For years, decades really, courts and local law enforcement agents across the country have been holding our clients at the request of federal immigration authorities – sometimes for several days or even longer – after they should otherwise have been released. The decision to honor these requests, called immigration detainers, had become commonplace. This formerly commonplace practice of honoring an immigration detainer has undergone increased scrutiny in recent years, as courts have begun to recognize what it truly is: a new arrest, entitled to all the protections of the Fourth Amendment and state constitutional search and seizure provisions. That detainers are issued for civil immigration purposes without a judicial warrant and are executed without any judicial oversight and that they are unaccompanied by any individualized finding of probable cause (instead, there is a boilerplate form) raises serious constitutional concerns.
 
On Monday, however, the Massachusetts Supreme Judicial Court recognized an even more basic flaw in the act of honoring an immigration detainer.
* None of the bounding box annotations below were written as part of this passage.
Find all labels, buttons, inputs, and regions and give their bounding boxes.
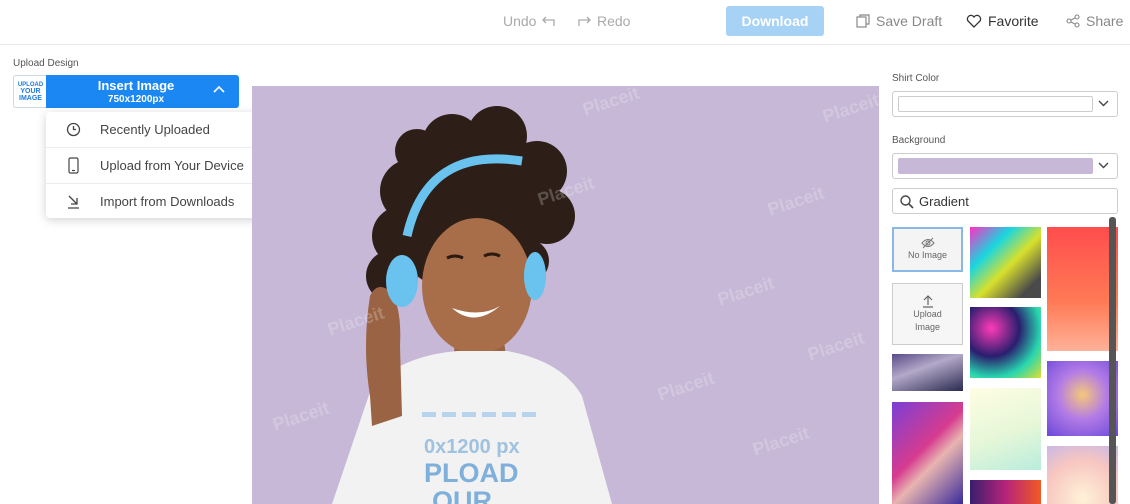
sidebar-scrollbar[interactable] [1109,217,1116,504]
thumb-line-2: YOUR [20,87,41,95]
share-icon [1066,14,1080,28]
menu-item-upload-device[interactable]: Upload from Your Device [46,148,270,183]
copy-icon [856,14,870,28]
background-thumbnail[interactable] [1047,446,1118,504]
shirt-print-your: OUR [432,486,492,504]
undo-button[interactable]: Undo [503,13,558,29]
insert-image-title: Insert Image [97,78,175,93]
favorite-label: Favorite [988,13,1039,29]
background-thumbnail[interactable] [1047,227,1118,351]
mockup-canvas[interactable]: 0x1200 px PLOAD OUR Placeit Placeit Plac… [252,86,879,504]
background-label: Background [892,135,946,146]
favorite-button[interactable]: Favorite [966,13,1039,29]
share-label: Share [1086,13,1124,29]
background-swatch [898,158,1093,174]
top-toolbar: Undo Redo Download Save Draft Favorite S… [0,0,1130,45]
upload-arrow-icon [922,295,933,308]
search-input[interactable] [919,193,1109,209]
background-thumbnail[interactable] [970,227,1041,298]
no-image-label: No Image [907,250,948,260]
upload-image-label-1: Upload [913,309,942,319]
phone-icon [67,157,79,174]
background-thumbnail[interactable] [892,402,963,504]
background-select[interactable] [892,153,1118,179]
background-thumbnail[interactable] [970,307,1041,378]
download-arrow-icon [67,195,79,209]
menu-item-import-downloads[interactable]: Import from Downloads [46,184,270,219]
search-icon [900,195,914,209]
redo-label: Redo [597,13,631,29]
upload-image-label-2: Image [914,322,940,332]
shirt-print-upload: PLOAD [424,458,519,488]
shirt-color-select[interactable] [892,91,1118,117]
upload-image-option[interactable]: Upload Image [892,283,963,345]
shirt-print-size: 0x1200 px [424,436,520,458]
clock-icon [66,122,80,137]
background-search[interactable] [892,188,1118,214]
menu-item-recently-uploaded[interactable]: Recently Uploaded [46,112,270,147]
shirt-color-label: Shirt Color [892,73,940,84]
shirt-color-swatch [898,96,1093,112]
chevron-up-icon [213,85,225,93]
upload-design-label: Upload Design [13,58,79,69]
menu-label-recently-uploaded: Recently Uploaded [100,122,210,137]
insert-image-button[interactable]: Insert Image 750x1200px [46,75,239,108]
upload-thumbnail[interactable]: UPLOAD YOUR IMAGE [13,75,47,108]
save-draft-button[interactable]: Save Draft [856,13,942,29]
chevron-down-icon [1098,100,1109,107]
download-button[interactable]: Download [726,6,824,36]
no-image-option[interactable]: No Image [892,227,963,272]
redo-icon [578,16,591,26]
insert-image-menu: Recently Uploaded Upload from Your Devic… [46,112,270,218]
chevron-down-icon [1098,162,1109,169]
thumb-line-3: IMAGE [19,94,42,102]
redo-button[interactable]: Redo [575,13,630,29]
background-thumbnail[interactable] [970,480,1041,504]
save-draft-label: Save Draft [876,13,943,29]
background-thumbnail[interactable] [970,388,1041,470]
undo-icon [542,16,556,26]
menu-label-import-downloads: Import from Downloads [100,194,235,209]
undo-label: Undo [503,13,537,29]
background-thumbnail[interactable] [1047,361,1118,436]
insert-image-size: 750x1200px [107,94,165,105]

State courts and law enforcement officials have engaged in these arrests for immigration enforcement without acknowledging that their authority to arrest is defined and enumerated by State law. In Commonwealth v. Lunn,  http://www.mass.gov/courts/docs/sjc/reporter-of-decisions/new-opinions/12276.pdf the SJC affirmed that Massachusetts does not authorize our courts, jails, or police officers to arrest for civil immigration purposes – even at the request of federal authorities through an immigration detainer. This decision provides important guidance to Massachusetts law enforcement officials at a time when federal immigration authorities have dramatically expanded their enforcement efforts, threatening to interfere with our administration of justice. See Maria Cramer, Courthouse arrests worry attorneys, prosecutors, Boston Globe (Metro June 15, 2017), available at https://www.bostonglobe.com/metro/2017/06/15/ice-arrests-and-around-local-courthouses-worry-lawyers-prosecutors/xxFH5vVJnMeggQa0NMi8gI/story.html
 
But this should also be a message to other states: If your legislature has not authorized your law enforcement officers to arrest based on civil immigration violations, then honoring an immigration detainer is an unauthorized arrest – an unauthorized arrest unaccompanied by any judicial oversight or individualized finding of probable cause.
 
The SJC’s decision in Lunn does not undermine public safety in Massachusetts. Massachusetts law enforcement officers and courts are well-equipped to protect the public, without detaining people for purported civil immigration infractions. A person is only held on an immigration detainer after a Massachusetts court or law enforcement officer has reviewed his case and decided that he should be released – for example, because he’s been found not guilty, or his criminal case has been dismissed, or a judge has determined that he should be released on bail. Moreover, the Court’s decision does nothing to prevent federal immigration officers from arresting people themselves – they simply may not use Massachusetts courts and officers to do their work.
 
Likewise, courts across the United States should not hesitate to find that the act of honoring an immigration detainer is an unauthorized and unconstitutional arrest. Local law enforcement will be able to continue doing what they have always done – protect the public – without being entangled in civil immigration enforcement, where they risk estranging noncitizen witnesses and victims of crimes. I encourage courts to follow the lead of Lunn.